An enhancement layer to improve compression efficiency and reduce complexity
LCEVC (Low Complexity Enhancement Video Coding) works by encoding a lower resolution version of a source image using any existing codec (the base codec) and the difference between the reconstructed lower resolution image and the source using a different compression method (the enhancement).
The remaining details that make up the difference with the source are efficiently and rapidly compressed with LCEVC, which uses specific tools designed to compress residual data. The LCEVC enhancement compresses residual information on at least two layers, one at the resolution of the base to correct artefacts caused by the base encoding process and one at the source resolution that adds details to reconstruct the output frames. Between the two reconstructions the picture is upscaled using either a normative upsampler or a custom one specified by the encoder in the bitstream.

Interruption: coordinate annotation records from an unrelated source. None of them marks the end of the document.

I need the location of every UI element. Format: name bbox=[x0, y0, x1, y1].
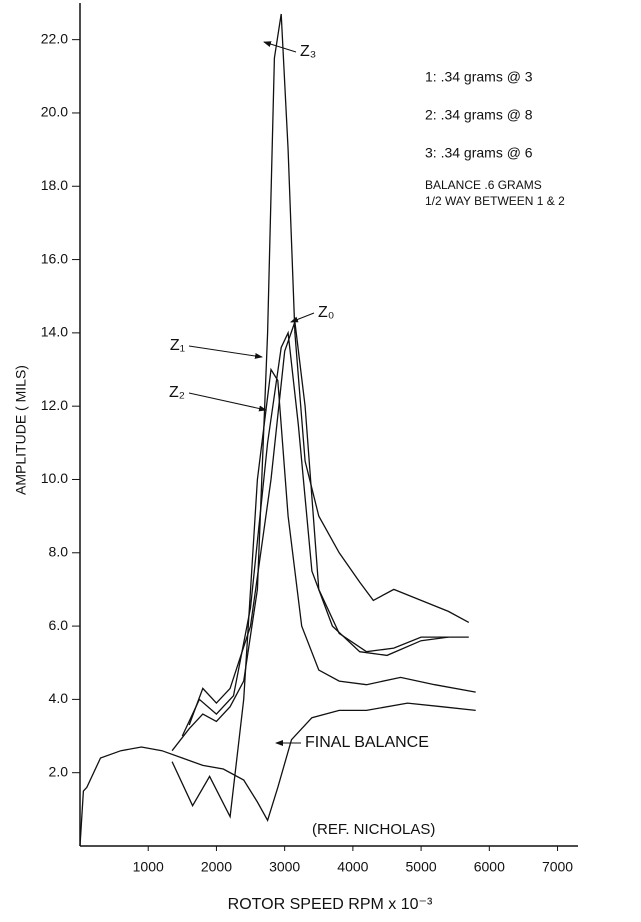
x-tick-label: 3000 bbox=[269, 859, 300, 875]
annotation: (REF. NICHOLAS) bbox=[312, 821, 435, 838]
annotation: BALANCE .6 GRAMS bbox=[425, 178, 542, 192]
y-tick-label: 4.0 bbox=[49, 690, 69, 706]
series-label: Z₁ bbox=[170, 337, 185, 354]
y-tick-label: 2.0 bbox=[49, 763, 69, 779]
y-tick-label: 6.0 bbox=[49, 617, 69, 633]
y-tick-label: 18.0 bbox=[41, 177, 68, 193]
series-label: FINAL BALANCE bbox=[305, 734, 429, 751]
y-tick-label: 16.0 bbox=[41, 250, 68, 266]
y-tick-label: 14.0 bbox=[41, 324, 68, 340]
x-tick-label: 7000 bbox=[542, 859, 573, 875]
series-label: Z₃ bbox=[300, 43, 316, 60]
y-tick-label: 12.0 bbox=[41, 397, 68, 413]
x-tick-label: 6000 bbox=[474, 859, 505, 875]
x-tick-label: 1000 bbox=[133, 859, 164, 875]
annotation: 2: .34 grams @ 8 bbox=[425, 107, 533, 123]
series-label: Z₂ bbox=[169, 384, 185, 401]
y-tick-label: 20.0 bbox=[41, 104, 68, 120]
label-arrow bbox=[263, 41, 297, 53]
series-line bbox=[181, 330, 449, 737]
label-arrow bbox=[188, 392, 267, 412]
series-line bbox=[188, 321, 469, 726]
series-line bbox=[171, 13, 470, 752]
y-tick-label: 10.0 bbox=[41, 470, 68, 486]
annotation: 1: .34 grams @ 3 bbox=[425, 69, 533, 85]
series-label: Z₀ bbox=[318, 304, 334, 321]
x-tick-label: 4000 bbox=[337, 859, 368, 875]
annotation: 1/2 WAY BETWEEN 1 & 2 bbox=[425, 194, 565, 208]
y-tick-label: 8.0 bbox=[49, 543, 69, 559]
x-tick-label: 5000 bbox=[406, 859, 437, 875]
x-axis-title: ROTOR SPEED RPM x 10⁻³ bbox=[228, 896, 433, 913]
series-line bbox=[171, 367, 476, 819]
annotation: 3: .34 grams @ 6 bbox=[425, 145, 533, 161]
label-arrow bbox=[290, 312, 315, 323]
series-line bbox=[79, 702, 476, 847]
label-arrow bbox=[188, 345, 263, 359]
y-axis-title: AMPLITUDE ( MILS) bbox=[13, 365, 29, 495]
x-tick-label: 2000 bbox=[201, 859, 232, 875]
y-tick-label: 22.0 bbox=[41, 30, 68, 46]
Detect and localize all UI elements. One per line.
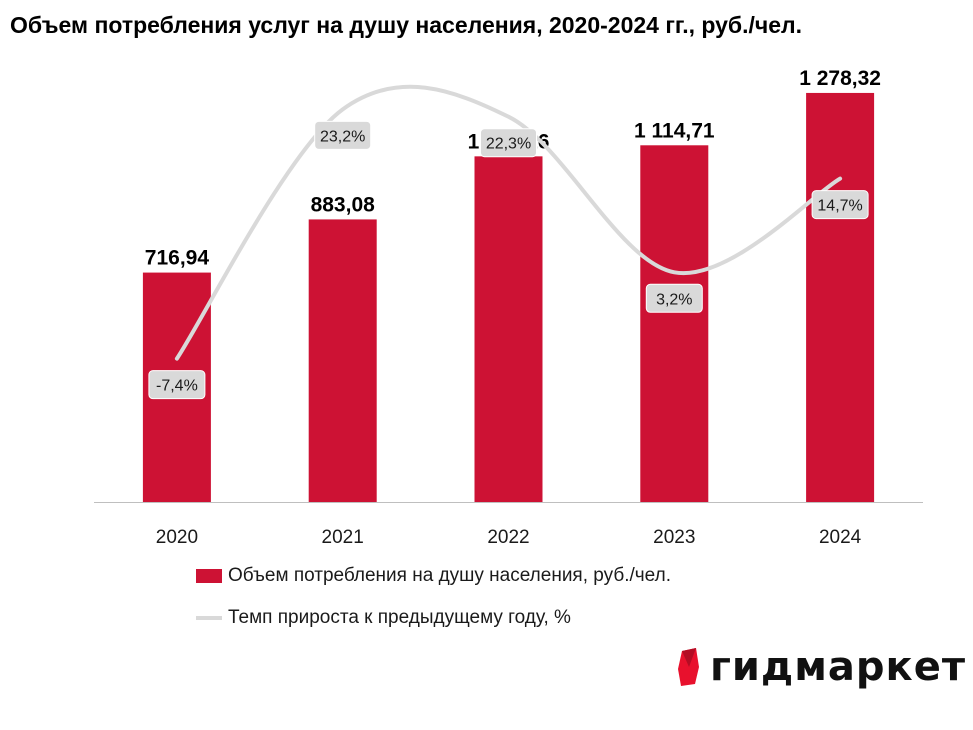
growth-label: 14,7%: [817, 198, 862, 215]
bar-value-label: 883,08: [311, 193, 376, 216]
x-tick-label: 2023: [653, 527, 695, 548]
x-tick-label: 2020: [156, 527, 198, 548]
growth-label: -7,4%: [156, 378, 198, 395]
bar: [806, 92, 875, 503]
growth-label-box: [480, 128, 537, 158]
legend-bar-swatch: [196, 569, 222, 583]
growth-label-box: [148, 370, 206, 400]
growth-label: 3,2%: [656, 291, 692, 308]
legend-item-line: Темп прироста к предыдущему году, %: [196, 607, 571, 629]
bar: [474, 156, 543, 502]
growth-label-box: [645, 283, 703, 313]
bar-value-label: 1 114,71: [634, 119, 715, 142]
chart-title: Объем потребления услуг на душу населени…: [10, 12, 803, 38]
legend-line-label: Темп прироста к предыдущему году, %: [228, 607, 571, 628]
x-tick-label: 2024: [819, 527, 862, 548]
brand-logo: гидмаркет: [676, 644, 966, 690]
growth-label-box: [811, 190, 869, 220]
legend-item-bars: Объем потребления на душу населения, руб…: [196, 565, 671, 587]
growth-label: 22,3%: [486, 136, 531, 153]
logo-text: гидмаркет: [710, 644, 967, 690]
legend-line-swatch: [196, 616, 222, 620]
growth-label: 23,2%: [320, 128, 365, 145]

In addition, LCEVC also performs some non-linear operations called residual prediction, which further improve the reconstruction process preceding residual addition, collectively producing a low-complexity smart content-adaptive (i.e. encoder driven) upscaling.
LCEVC is an enhancement codec, meaning that it does not just upsample well: it will also encode the residual information necessary for true fidelity to the source and compress it (transforming, quantizing and coding it). LCEVC can also produce mathematically lossless reconstructions, meaning all of the information can be encoded and transmitted and the image perfectly reconstructed. Creator’s intent, small text, logos, ads and unpredictable high-resolution details are preserved with LCEVC.
The examples below (magnified to better show the impact on fidelity of small details) illustrate the difference between the source input, the decoded base at half-resolution, the same decoded base upsampled with state-of-the-art Lanczos upsampling and the LCEVC-enhanced full resolution reconstruction. Notice (e.g., from number “8” or letter “R”) that the LCEVC-enhanced reconstruction includes high-frequency details that could not be inferred from just decoding and upsampling the lower resolution encode, however smart and complex the upscaling method.
Figure 1. Source
Figure 2. Half-resolution decoded base
Figure 3. Base upsampled to full resolution with FFmpeg Lanczos
Figure 4. Full resolution LCEVC-enhanced output with typical large-scale distribution bitrates
Thanks to residual sub-layers, LCEVC uniquely combines the world of smart upsampling/super-resolution with the world of traditional coding: for the areas where smart upscaling is enough for high-fidelity reconstruction, LCEVC does not need to transmit residual data; for the areas where smart upscaling fails, LCEVC allows the encoder to efficiently send the corrections that reconstruct fidelity to the source.
The LCEVC tools have been designed to efficiently compress the sparse residual information left by the picture decomposition and recomposition process. In particular, LCEVC’s low-complexity requirement meant that the tool definition process accounted for the availability of hardware acceleration for graphics processing available in existing chipsets and it’s very amenable to optimised implementations (e.g. using SIMD CPU, GPU and heterogeneous parallel processing).
LCEVC adds an additional degree of freedom in implementations that can exploit the bitrate allocation and tool calibration of two separate coding schemes (the base and the enhancement) to produce more efficiencies than the single parts individually. Overall rate control accuracy can also be increased, with consequent benefits for real time low-latency use cases.
The LCEVC specification also enables a stream to signal adaptive dithering post-processing (which reduces banding and aliasing impairments) as well as providing a platform for future enhancement extensions. It allows for the customisation of the upsampling kernels and the inclusion of user data within the bitstream at a transform block level, effectively allowing for the adoption of evolving upsampling/super-resolution techniques and image manipulation within the standard, while still offering an efficient method of encoding residual data and providing up to mathematically lossless image reconstruction.